A Bronx native, Sotomayor attended Princeton University and Yale Law School before becoming the 111th appointment to the SOTUS. She suggested that college students find their communities but also challenge themselves to create connections with those of different backgorunds:

“My advice—and I say it in my book—if you're going to college today, in my situation, find your community who's going to support you, but make sure you learn about the other people in your environment. Make friends with people who are different than you. They will teach you valuable things that you can't even anticipate. Sometimes, and for some people, it's how to use a knife and fork. That sounds strange, but it helps. I had a friend teach me how to do interviews. I had no innate knowledge. I had a parent who couldn't help tell me how to do an interview, and I had a friend who in college took me aside and said, 'This is the kind of research you have to do before you go, and you have to have a list of questions prepared. You have to think about the institution and what's it's mission and what is it that attracts you to it so you can articulate your interest in the job. And then you need to manage to talk about the skills you think you're giving them.' All of these things are things I didn't or wouldn't have known, except because I made friends outside my own circle.”

As a college student, Sotomayor began volunteering in Trenton, New Jersey. It's an experience she hopes to see become a part of every student's experience:

“I speak mostly at law schools. I think law schools should force their students to do community service of some type. My model is Columbia Law School, which among the New York schools, first started the mandatory fifty hours of community service while you're in school. They defined community service very broadly, and I think that's a good thing, but they require students to do that, and I think you can't instill in someone who doesn't want to do something a desire, but you can expose people who have no idea of its value to something that they will continue doing, and I think that's what those programs do. They help people understand when you're in the community how good it feels to do something nice and how good it feels to do something meaningful.”

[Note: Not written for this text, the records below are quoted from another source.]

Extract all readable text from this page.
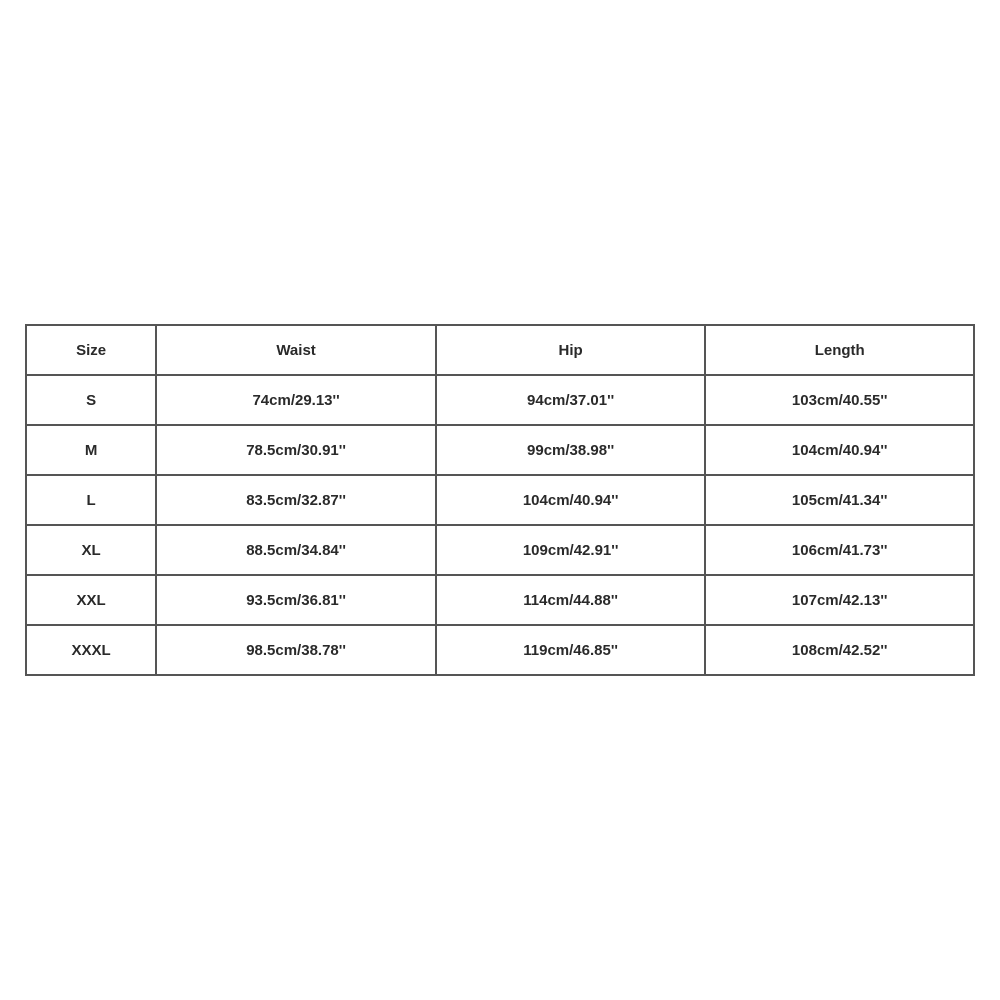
Size	Waist	Hip	Length
S	74cm/29.13''	94cm/37.01''	103cm/40.55''
M	78.5cm/30.91''	99cm/38.98''	104cm/40.94''
L	83.5cm/32.87''	104cm/40.94''	105cm/41.34''
XL	88.5cm/34.84''	109cm/42.91''	106cm/41.73''
XXL	93.5cm/36.81''	114cm/44.88''	107cm/42.13''
XXXL	98.5cm/38.78''	119cm/46.85''	108cm/42.52''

One of Sotomayor's more meaningful contributions to the Court has been her dissent in Schuette v. Coalition to Defend Affirmative Action. When asked if she believes America should be color blind, Justice Sotomayor explained her view in relationship to the case:

“Can America ever be color blind? Can any society? Look, in my dissent in Schuette I wrote about people's unconscious color sensitivity. They see a dark Hispanic and people will talk up to them and talk Spanish to a kid who was born in America and hasn't spoken a word of Spanish in their entire life. You will see a person playing sports who's African American and you expect them, you pick them for your team, because you think they're going to be a great basketball player. And if they flunk the test, how angry are you? But who says that because you're African American you have to be a great basketball player? Those are not color blind assumptions. It's in the nature of our differences that they will always be noticed, sometimes not with bad intent, sometimes with perfectly benign intent, but it will be there, and it shapes those expectations of people, what you know of them or don't know of them is going to shape your reaction to them. So, I don't know that we can ever be color blind, but we can be sensitive enough to pause and say, 'What's motivating me?' Can we reach a point in our society that before people react, they think about where that reaction's coming from? That, I think, will go a long way to making us better able to deal with one another, and I don't think we're quite there yet. Regrettably, the discussion on affirmative action shows that we're not there yet, that we still need to have this conversation and that two groups or groups are so divided on its importance suggests that we just haven't found the right compromise that will show us how to deal with that issue and many involving race in a more progressive and a more productive way.”